As an aside, I've never really understood that note. If returns are guaranteed from Foundation, and I can make the same guarantee about my code, why check the return unless you actually care about the value? Is is just for completeness sake? Or some subtle best practice?

The Cocoa convention is that the memory referenced by the NSError** pointer is undefined unless an error is really raised, so you could be looking at garbage or a false-positive error pointer that was left there if you don't check the return value first. A lot of MRR Objective-C framework code, as well as bridging code generated by the Swift compiler, does not write through the error pointer at all if no error is raised.

4 Likes

Ah, thought I remembered something like that. Am I reading it correctly that ARC Obj-C doesn't do that (likely because it does initialize pointers)?

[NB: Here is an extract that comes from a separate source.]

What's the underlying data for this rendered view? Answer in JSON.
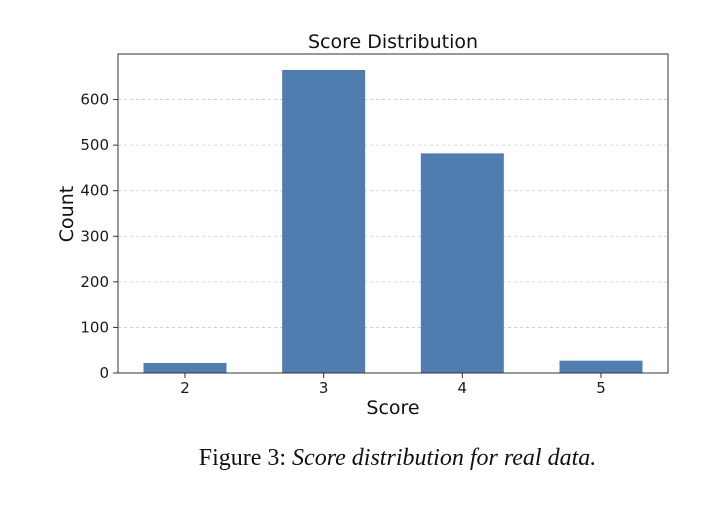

Yeah, ARC will zero-initialize the pointed-to memory in the caller when you pass an NSError** pointer, or any other indirected out pointer argument, because it needs to be able to reliably memory-manage the assigned result and doesn't have special knowledge of Cocoa's return value conventions for errors. The callee could still be MRR, but AIUI it has to be well behaved enough to either leave the pointed-to memory alone or place a valid pointer to some object there. (A valid object pointer nonetheless by convention only has meaning as an error if the return value says there was an error.)

2 Likes

Right. But note that that ObjC ARC does trust the callee to not overwrite the out-parameter with true garbage: when you pass &someStrongLocal to an __autoreleasing out-parameter, ARC unconditionally takes ownership of the value after resuming in the caller, so if garbage was stored there it would crash. We haven't seen widespread problems with that. So the main reason not to just check the NSError** value is that it's allowed to contain a false-positive error even if the operation didn't fail.

4 Likes

Thanks for the information. I’ve adjusted my expectations accordingly.

Note that this is something we're considering in the long term, e.g. to support localized actor teardown in a server context. It'd be desirable for that to interoperate with exceptions-style stack unwinding so that we can also tear down resources held by C++ / ObjC functions that were in progress when the stack was torn down. But it's not certain that we'll want to do that, and even if we do, I think we'll probably want it to be opt-in because it's likely to come with a non-trivial cost.